The reason I have avoided making them is that I was afraid they would not be the light tender pillows that seemingly float up from the plate, but the other kind that you can imagine haunting you later (the latter kind described above). However, after reading the chapter on gnocchi, I am now ready and eager to give it a try. That is the kind of inspiration I love and appreciate in a cookbook the most!

Nothing gets me more excited about a new cookbook than discovering something new (to me anyhow) and in this case it was ‘testarolo’. The picture alone stopped me in my tracks for a recipe for ‘Testarolo with Pistachio Pesto’. Testarolo is a form of pasta that starts out as a batter that is then cooked on a hot skillet like a crepe. Like a pancake, it is cooked crisp and browned, and is then cut into diamond shapes and put briefly into the water before being tossed with a sauce (the sauce here was a pistachio pesto). It is served with a garnish of goat cheese and orange zest. The dish is as spectacularly visual as it is delicious.

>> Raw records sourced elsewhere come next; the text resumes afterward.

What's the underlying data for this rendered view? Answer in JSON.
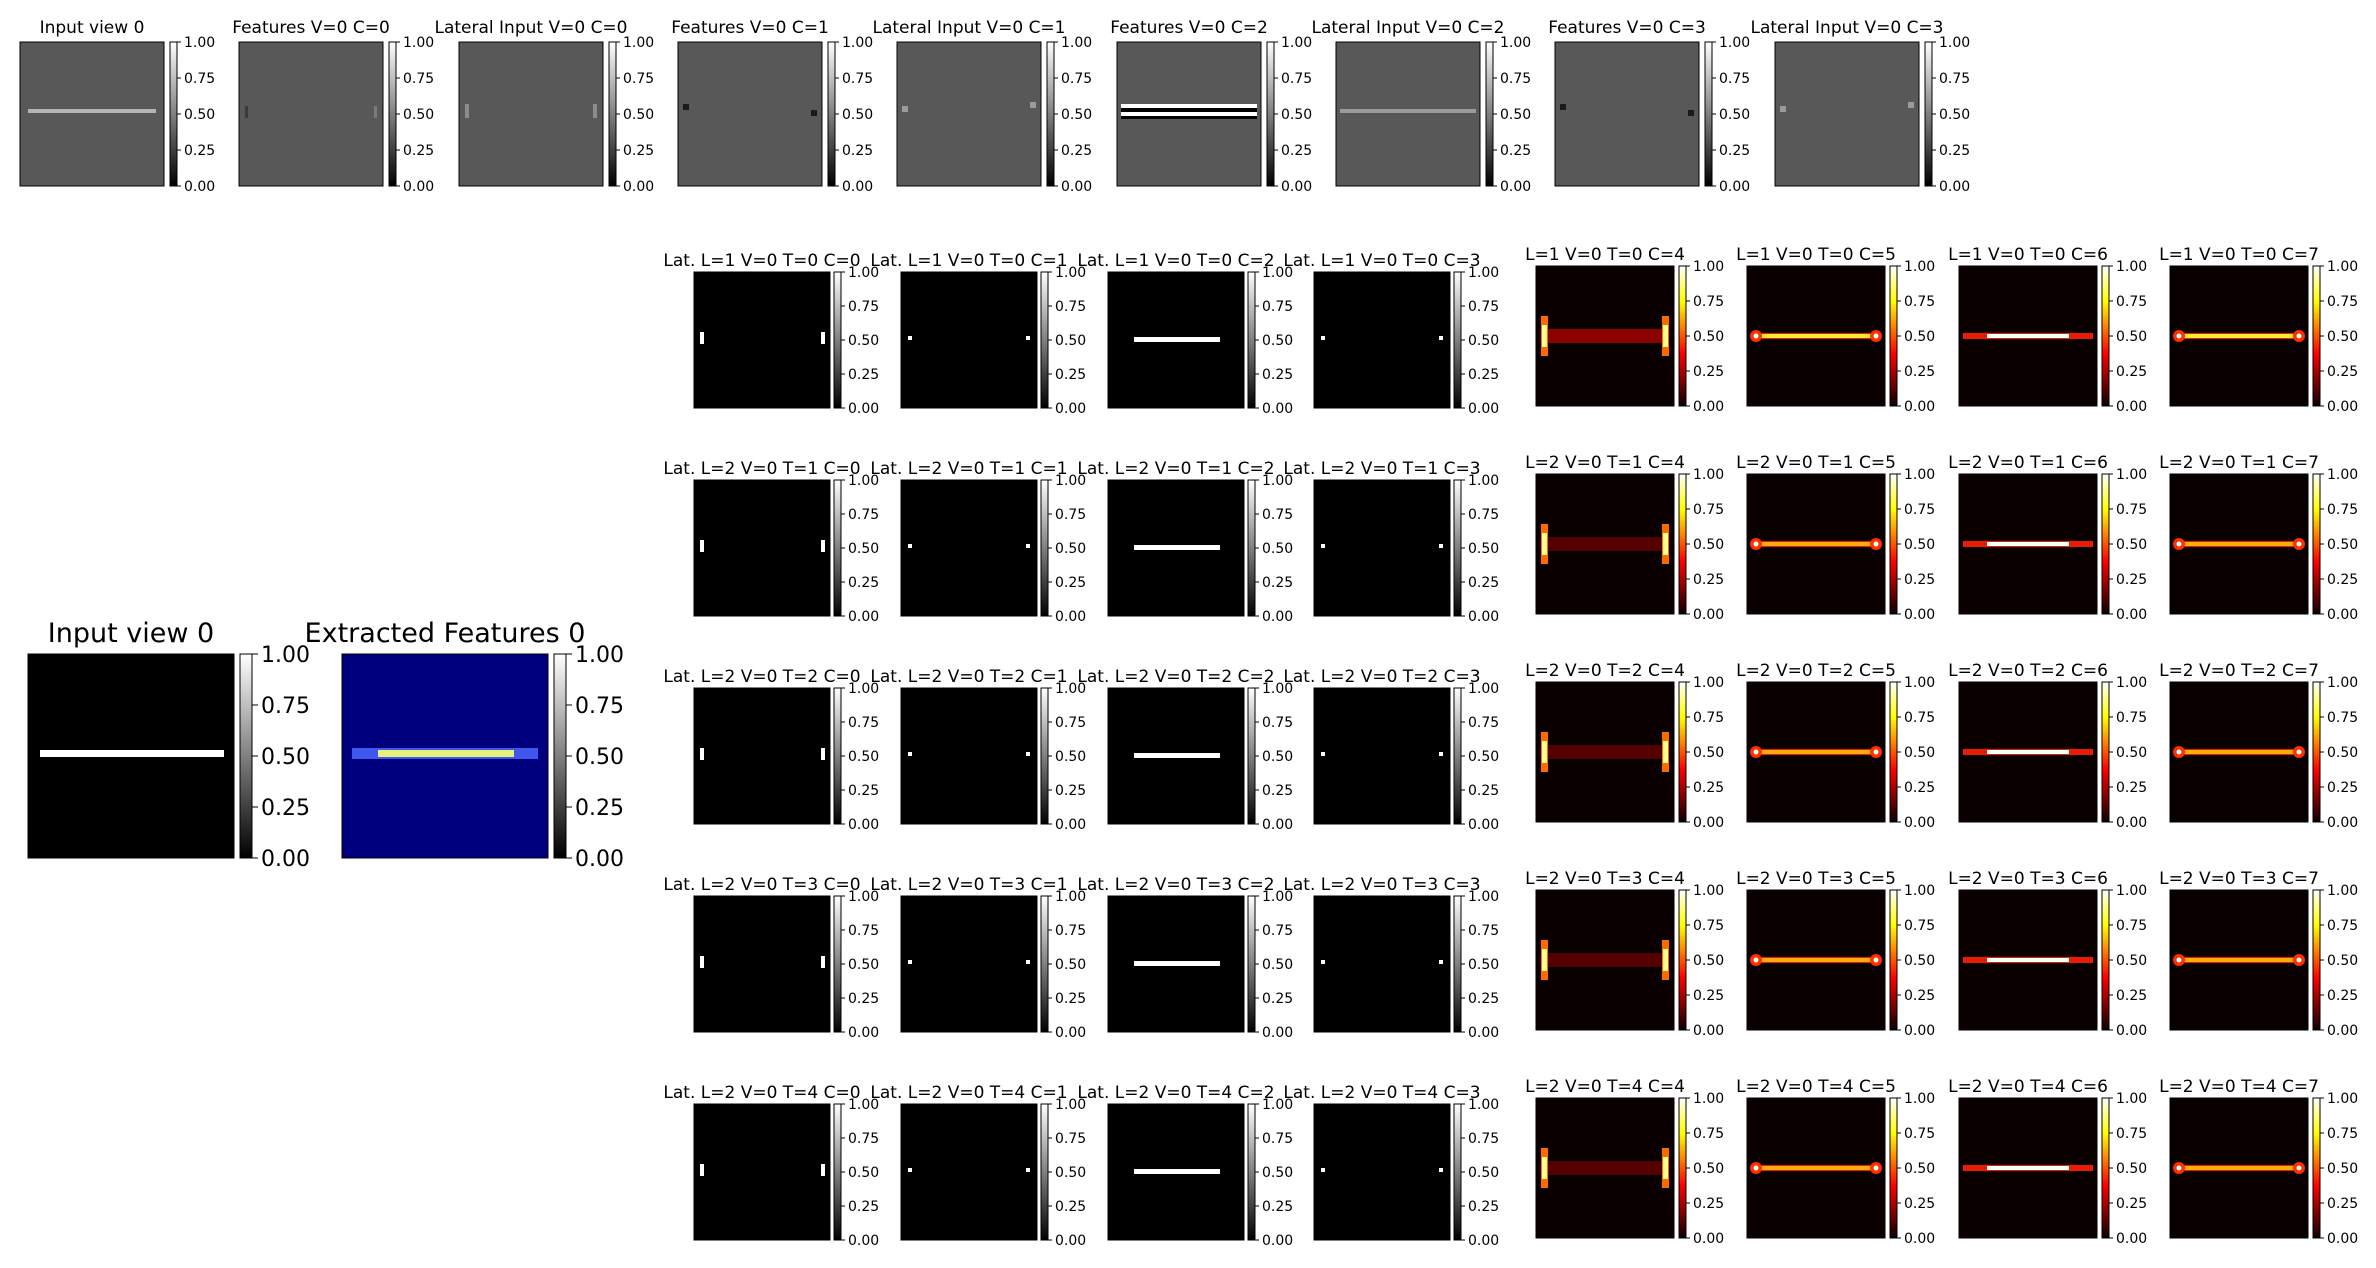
{
  "figure": {
    "top_row_titles": [
      "Input view 0",
      "Features V=0 C=0",
      "Lateral Input V=0 C=0",
      "Features V=0 C=1",
      "Lateral Input V=0 C=1",
      "Features V=0 C=2",
      "Lateral Input V=0 C=2",
      "Features V=0 C=3",
      "Lateral Input V=0 C=3"
    ],
    "big_titles": [
      "Input view 0",
      "Extracted Features 0"
    ],
    "grid_rows": [
      [
        "Lat. L=1 V=0 T=0 C=0",
        "Lat. L=1 V=0 T=0 C=1",
        "Lat. L=1 V=0 T=0 C=2",
        "Lat. L=1 V=0 T=0 C=3",
        "L=1 V=0 T=0 C=4",
        "L=1 V=0 T=0 C=5",
        "L=1 V=0 T=0 C=6",
        "L=1 V=0 T=0 C=7"
      ],
      [
        "Lat. L=2 V=0 T=1 C=0",
        "Lat. L=2 V=0 T=1 C=1",
        "Lat. L=2 V=0 T=1 C=2",
        "Lat. L=2 V=0 T=1 C=3",
        "L=2 V=0 T=1 C=4",
        "L=2 V=0 T=1 C=5",
        "L=2 V=0 T=1 C=6",
        "L=2 V=0 T=1 C=7"
      ],
      [
        "Lat. L=2 V=0 T=2 C=0",
        "Lat. L=2 V=0 T=2 C=1",
        "Lat. L=2 V=0 T=2 C=2",
        "Lat. L=2 V=0 T=2 C=3",
        "L=2 V=0 T=2 C=4",
        "L=2 V=0 T=2 C=5",
        "L=2 V=0 T=2 C=6",
        "L=2 V=0 T=2 C=7"
      ],
      [
        "Lat. L=2 V=0 T=3 C=0",
        "Lat. L=2 V=0 T=3 C=1",
        "Lat. L=2 V=0 T=3 C=2",
        "Lat. L=2 V=0 T=3 C=3",
        "L=2 V=0 T=3 C=4",
        "L=2 V=0 T=3 C=5",
        "L=2 V=0 T=3 C=6",
        "L=2 V=0 T=3 C=7"
      ],
      [
        "Lat. L=2 V=0 T=4 C=0",
        "Lat. L=2 V=0 T=4 C=1",
        "Lat. L=2 V=0 T=4 C=2",
        "Lat. L=2 V=0 T=4 C=3",
        "L=2 V=0 T=4 C=4",
        "L=2 V=0 T=4 C=5",
        "L=2 V=0 T=4 C=6",
        "L=2 V=0 T=4 C=7"
      ]
    ],
    "colorbar_ticks": [
      "0.00",
      "0.25",
      "0.50",
      "0.75",
      "1.00"
    ],
    "colormaps": {
      "gray": "gray",
      "hot": "hot",
      "jet": "jet"
    }
  },
  "chart_data": {
    "type": "heatmap",
    "panel_count": 51,
    "colorbar_range": [
      0,
      1
    ],
    "colorbar_ticks": [
      0.0,
      0.25,
      0.5,
      0.75,
      1.0
    ],
    "layout": "9 top-row panels, 2 large panels (left), 5 rows x 8 columns of lateral panels",
    "lateral_colormap_columns": {
      "C=0..C=3": "gray",
      "C=4..C=7": "hot"
    },
    "extracted_features_colormap": "jet"
  }
}
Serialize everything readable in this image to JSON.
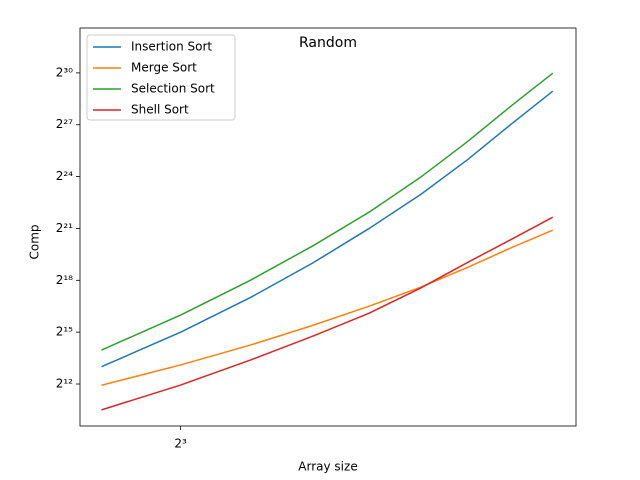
{
  "chart_data": {
    "type": "line",
    "title": "Random",
    "x_label": "Array size",
    "y_label": "Comp",
    "log_x": 2,
    "log_y": 2,
    "legend": "upper left",
    "x": [
      7,
      8,
      9,
      10,
      11,
      12,
      13,
      14,
      15
    ],
    "series": [
      {
        "name": "Insertion Sort",
        "color": "#1f77b4",
        "values": [
          8192,
          32768,
          131072,
          524288,
          2097152,
          8200000,
          33554432,
          141000000,
          515000000
        ]
      },
      {
        "name": "Merge Sort",
        "color": "#ff7f0e",
        "values": [
          3900,
          8800,
          19500,
          43000,
          92700,
          199000,
          444000,
          979000,
          1960000
        ]
      },
      {
        "name": "Selection Sort",
        "color": "#2ca02c",
        "values": [
          16000,
          65000,
          262000,
          1040000,
          4030000,
          16400000,
          69500000,
          293000000,
          1060000000
        ]
      },
      {
        "name": "Shell Sort",
        "color": "#d62728",
        "values": [
          1450,
          3930,
          10700,
          27900,
          70200,
          192000,
          542000,
          1370000,
          3290000
        ]
      }
    ],
    "xlim": [
      6.75,
      15.6
    ],
    "xticks": [
      {
        "value": 8,
        "label": "2³"
      }
    ],
    "ylim": [
      760,
      6500000000
    ],
    "yticks": [
      {
        "value": 4096,
        "label": "2¹²"
      },
      {
        "value": 32768,
        "label": "2¹⁵"
      },
      {
        "value": 262144,
        "label": "2¹⁸"
      },
      {
        "value": 2097152,
        "label": "2²¹"
      },
      {
        "value": 16777216,
        "label": "2²⁴"
      },
      {
        "value": 134217728,
        "label": "2²⁷"
      },
      {
        "value": 1073741824,
        "label": "2³⁰"
      }
    ]
  }
}
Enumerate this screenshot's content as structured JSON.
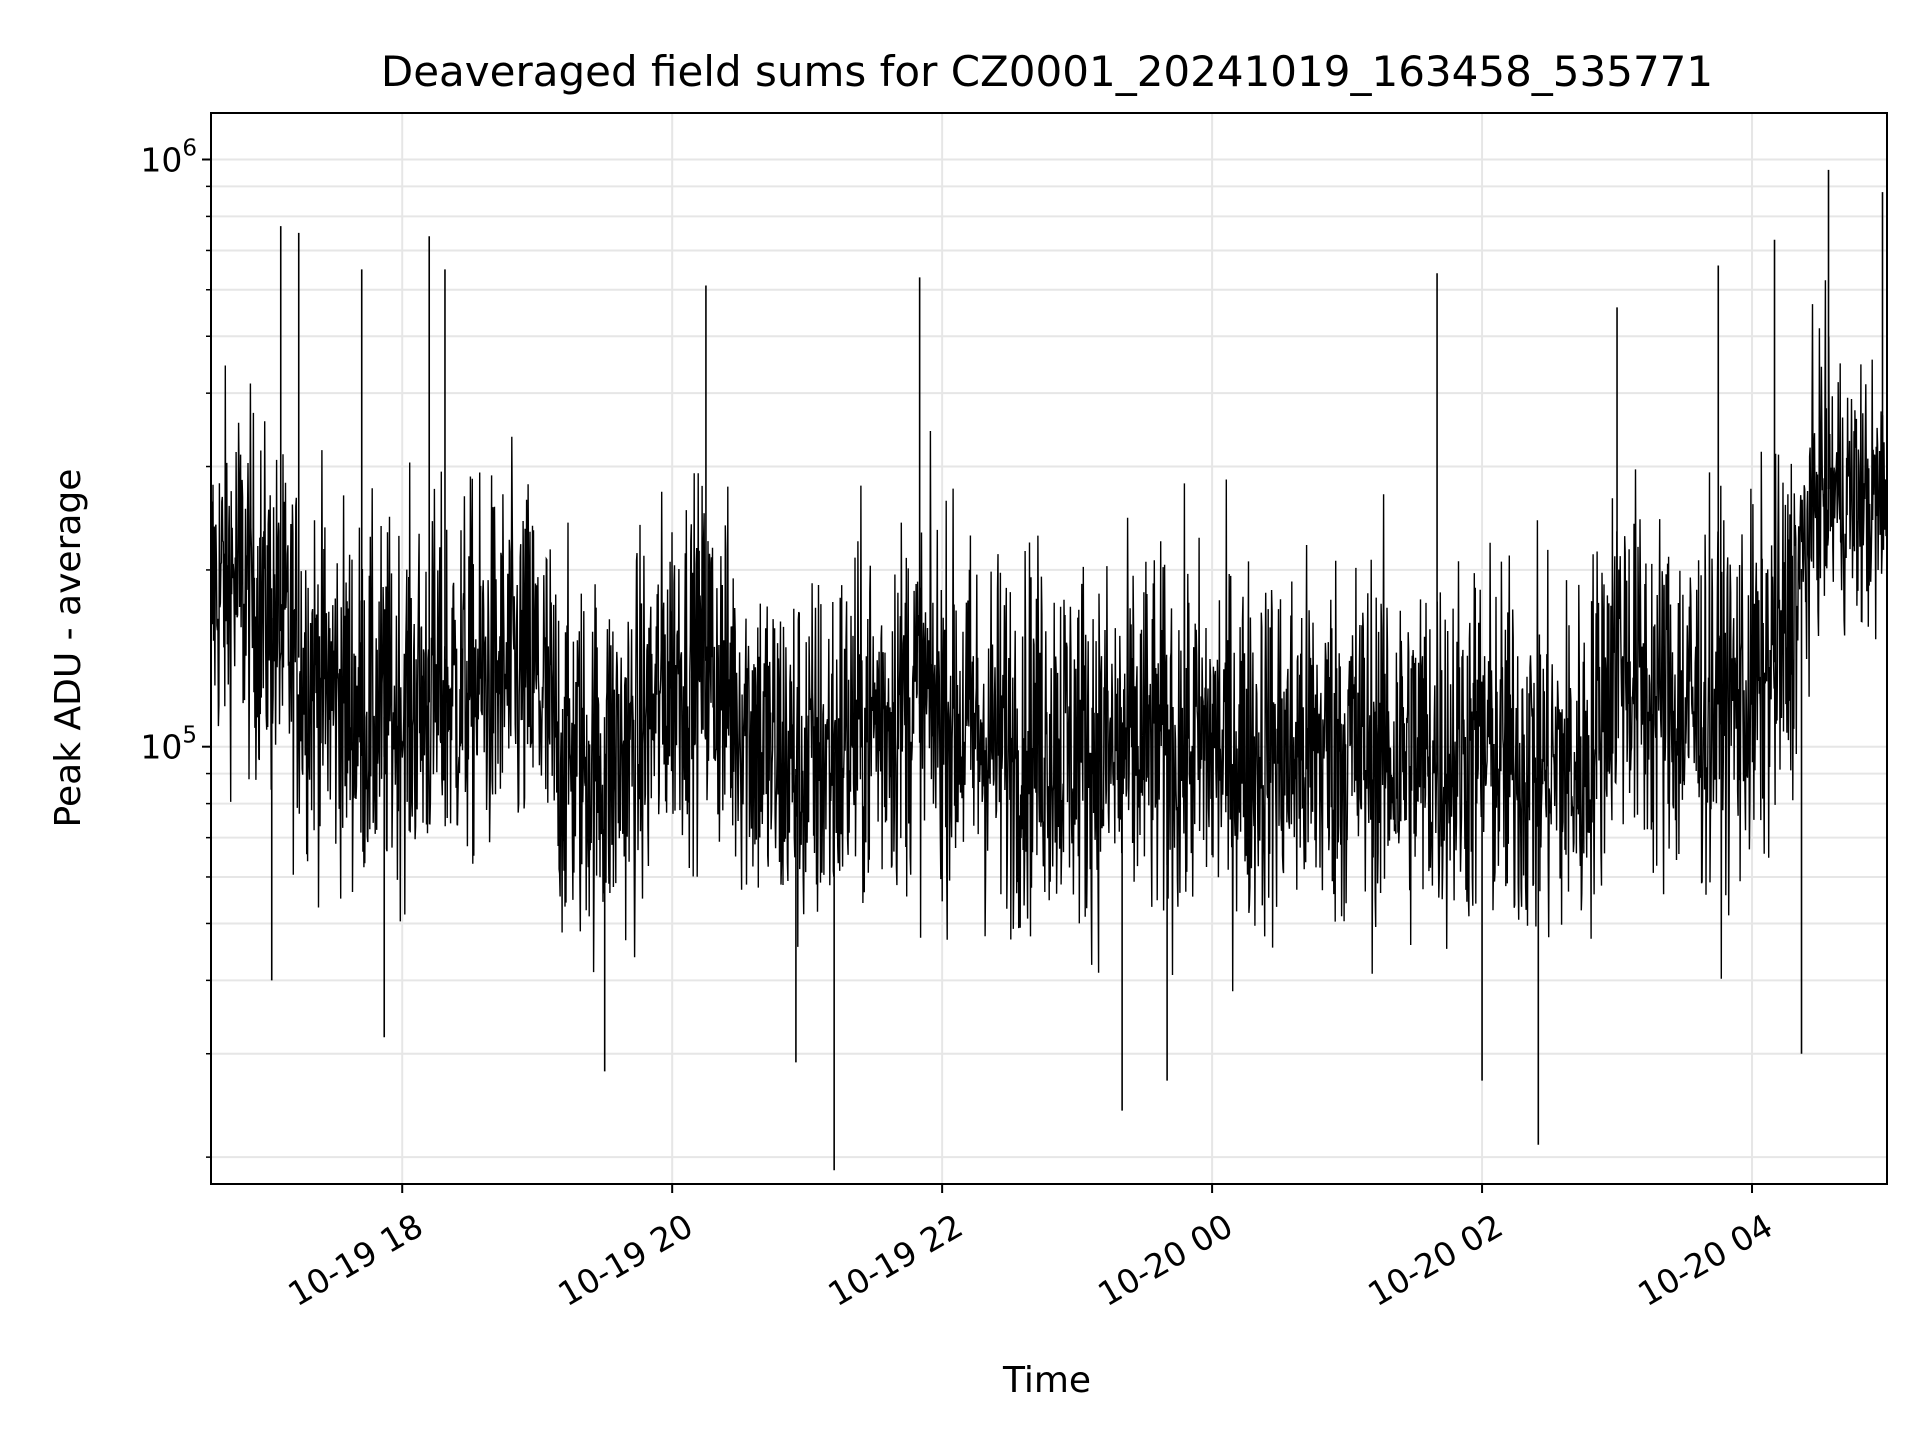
{
  "chart_data": {
    "type": "line",
    "title": "Deaveraged field sums for CZ0001_20241019_163458_535771",
    "xlabel": "Time",
    "ylabel": "Peak ADU - average",
    "yscale": "log",
    "grid": true,
    "line_color": "#000000",
    "grid_color": "#e6e6e6",
    "xlim": [
      "2024-10-19 16:35",
      "2024-10-20 05:00"
    ],
    "ylim": [
      18000,
      1200000
    ],
    "x_ticks": [
      {
        "value": "2024-10-19 18:00",
        "label": "10-19 18"
      },
      {
        "value": "2024-10-19 20:00",
        "label": "10-19 20"
      },
      {
        "value": "2024-10-19 22:00",
        "label": "10-19 22"
      },
      {
        "value": "2024-10-20 00:00",
        "label": "10-20 00"
      },
      {
        "value": "2024-10-20 02:00",
        "label": "10-20 02"
      },
      {
        "value": "2024-10-20 04:00",
        "label": "10-20 04"
      }
    ],
    "y_ticks": [
      {
        "value": 100000,
        "base": "10",
        "exp": "5"
      },
      {
        "value": 1000000,
        "base": "10",
        "exp": "6"
      }
    ],
    "series": [
      {
        "x": [
          "2024-10-19 16:35",
          "2024-10-19 16:45",
          "2024-10-19 17:00",
          "2024-10-19 17:15",
          "2024-10-19 17:30",
          "2024-10-19 17:45",
          "2024-10-19 18:00",
          "2024-10-19 18:15",
          "2024-10-19 18:30",
          "2024-10-19 18:45",
          "2024-10-19 19:00",
          "2024-10-19 19:10",
          "2024-10-19 19:30",
          "2024-10-19 19:45",
          "2024-10-19 20:00",
          "2024-10-19 20:15",
          "2024-10-19 20:30",
          "2024-10-19 20:45",
          "2024-10-19 21:00",
          "2024-10-19 21:15",
          "2024-10-19 21:30",
          "2024-10-19 21:45",
          "2024-10-19 22:00",
          "2024-10-19 22:15",
          "2024-10-19 22:30",
          "2024-10-19 22:45",
          "2024-10-19 23:00",
          "2024-10-19 23:15",
          "2024-10-19 23:30",
          "2024-10-19 23:45",
          "2024-10-20 00:00",
          "2024-10-20 00:15",
          "2024-10-20 00:30",
          "2024-10-20 00:45",
          "2024-10-20 01:00",
          "2024-10-20 01:15",
          "2024-10-20 01:30",
          "2024-10-20 01:45",
          "2024-10-20 02:00",
          "2024-10-20 02:15",
          "2024-10-20 02:30",
          "2024-10-20 02:45",
          "2024-10-20 03:00",
          "2024-10-20 03:15",
          "2024-10-20 03:30",
          "2024-10-20 03:45",
          "2024-10-20 04:00",
          "2024-10-20 04:15",
          "2024-10-20 04:30",
          "2024-10-20 04:45",
          "2024-10-20 05:00"
        ],
        "y_median": [
          180000,
          190000,
          170000,
          140000,
          120000,
          110000,
          115000,
          120000,
          125000,
          130000,
          130000,
          95000,
          92000,
          100000,
          135000,
          140000,
          115000,
          95000,
          90000,
          100000,
          110000,
          120000,
          115000,
          105000,
          100000,
          105000,
          100000,
          95000,
          100000,
          98000,
          100000,
          98000,
          97000,
          98000,
          100000,
          98000,
          96000,
          97000,
          100000,
          94000,
          92000,
          90000,
          150000,
          120000,
          115000,
          118000,
          120000,
          150000,
          280000,
          260000,
          250000
        ],
        "y_high": [
          360000,
          420000,
          330000,
          280000,
          260000,
          230000,
          240000,
          260000,
          270000,
          280000,
          280000,
          200000,
          190000,
          210000,
          270000,
          280000,
          240000,
          200000,
          190000,
          210000,
          230000,
          250000,
          240000,
          220000,
          210000,
          220000,
          210000,
          200000,
          210000,
          205000,
          210000,
          205000,
          200000,
          205000,
          210000,
          205000,
          200000,
          202000,
          210000,
          195000,
          190000,
          185000,
          300000,
          250000,
          240000,
          245000,
          250000,
          310000,
          480000,
          450000,
          430000
        ],
        "y_low": [
          95000,
          100000,
          85000,
          70000,
          62000,
          58000,
          60000,
          62000,
          64000,
          66000,
          66000,
          48000,
          46000,
          50000,
          70000,
          72000,
          58000,
          48000,
          45000,
          50000,
          55000,
          60000,
          58000,
          52000,
          50000,
          52000,
          50000,
          48000,
          50000,
          49000,
          50000,
          49000,
          48000,
          49000,
          50000,
          49000,
          48000,
          48500,
          50000,
          47000,
          46000,
          45000,
          75000,
          60000,
          57000,
          58000,
          60000,
          75000,
          170000,
          160000,
          150000
        ],
        "spikes": [
          {
            "x": "2024-10-19 17:06",
            "y": 770000
          },
          {
            "x": "2024-10-19 17:14",
            "y": 750000
          },
          {
            "x": "2024-10-19 17:02",
            "y": 40000
          },
          {
            "x": "2024-10-19 17:42",
            "y": 650000
          },
          {
            "x": "2024-10-19 17:52",
            "y": 32000
          },
          {
            "x": "2024-10-19 18:12",
            "y": 740000
          },
          {
            "x": "2024-10-19 18:19",
            "y": 650000
          },
          {
            "x": "2024-10-19 19:30",
            "y": 28000
          },
          {
            "x": "2024-10-19 20:15",
            "y": 610000
          },
          {
            "x": "2024-10-19 20:55",
            "y": 29000
          },
          {
            "x": "2024-10-19 21:12",
            "y": 19000
          },
          {
            "x": "2024-10-19 21:50",
            "y": 630000
          },
          {
            "x": "2024-10-19 23:20",
            "y": 24000
          },
          {
            "x": "2024-10-19 23:40",
            "y": 27000
          },
          {
            "x": "2024-10-20 01:40",
            "y": 640000
          },
          {
            "x": "2024-10-20 02:00",
            "y": 27000
          },
          {
            "x": "2024-10-20 02:25",
            "y": 21000
          },
          {
            "x": "2024-10-20 03:00",
            "y": 560000
          },
          {
            "x": "2024-10-20 03:45",
            "y": 660000
          },
          {
            "x": "2024-10-20 04:10",
            "y": 730000
          },
          {
            "x": "2024-10-20 04:22",
            "y": 30000
          },
          {
            "x": "2024-10-20 04:34",
            "y": 960000
          },
          {
            "x": "2024-10-20 04:58",
            "y": 880000
          }
        ]
      }
    ]
  }
}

Mastering pasta is full of classic pasta dishes anyone should be familiar with like ‘Tagliatelle with Traditional Bolognese’, ‘Risotto all Milanese’, and ‘Ricotta Ravioli’ as well on many other fresh takes on traditional dishes: dishes like ‘Fig and Onion Caramelle with Gorgonzola Dolce Fonduta’ and ‘Linguine with Peekytoe Crab and Horseradish’ to name a few. A chapter on stocks, sauces, and the basics rounds this ‘must have’ cookbook for any pasta devotee. I highly recommend this book. I can’t wait to get started.

 

“I received this book from Blogging for Books for this review.”